I just read an article titled, The End Of The Average American. It referred to the old mentality that marketers shared 25 years ago when they could easily target the “average” American, and be right on target almost all of the time.

Twenty five years ago, over two thirds of all households were married couples. The 2010 census shows that for the first time in history, married couples are a minority. And even in the married population, less than 21 percent of all households are married with children.

In our two largest states, California and Texas, no race or ethnicity is a majority. And the census itself shows how are population has changed – it now comes with instructions in 65 languages.

With this much diversity in the American population – and I would venture the same things are happening worldwide to some degree – can you really be targeting a clientele in the same ways as before?
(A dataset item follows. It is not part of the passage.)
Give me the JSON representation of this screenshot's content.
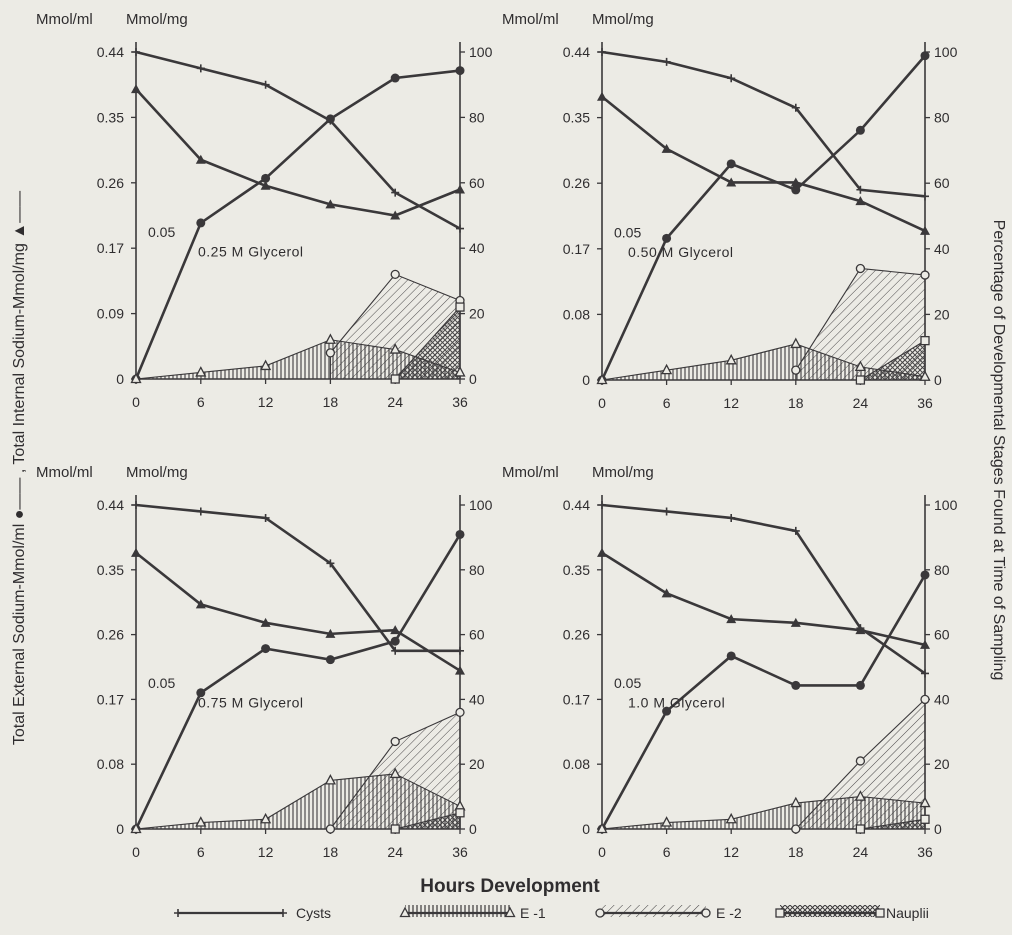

Let me give you an example. How many portrait photographers send out a postcard or use a photograph like this in your marketing?

Yet now that we know very few people live “the normal lifestyle”, what if you used something like this?

It’s different. It’s unexpected. And it’s taking a new niche by storm, and possibly setting up your business to an entire niche that’s grateful to have you marketing to them.

Niches work well because you can target your client down to the detail.

Twenty five years ago, it may have worked to say “married couples with children under the age of ten”.

But today, going to the next level may help define you that much more: “gay and lesbian couples with kids under the age of ten”.

You are narrowing your niche even more. But you are also getting to the hearts and souls of the people you are targeting. And thanks to the Internet, your target market will be willing to drive a lot further, or even fly you out to them if you have what they want.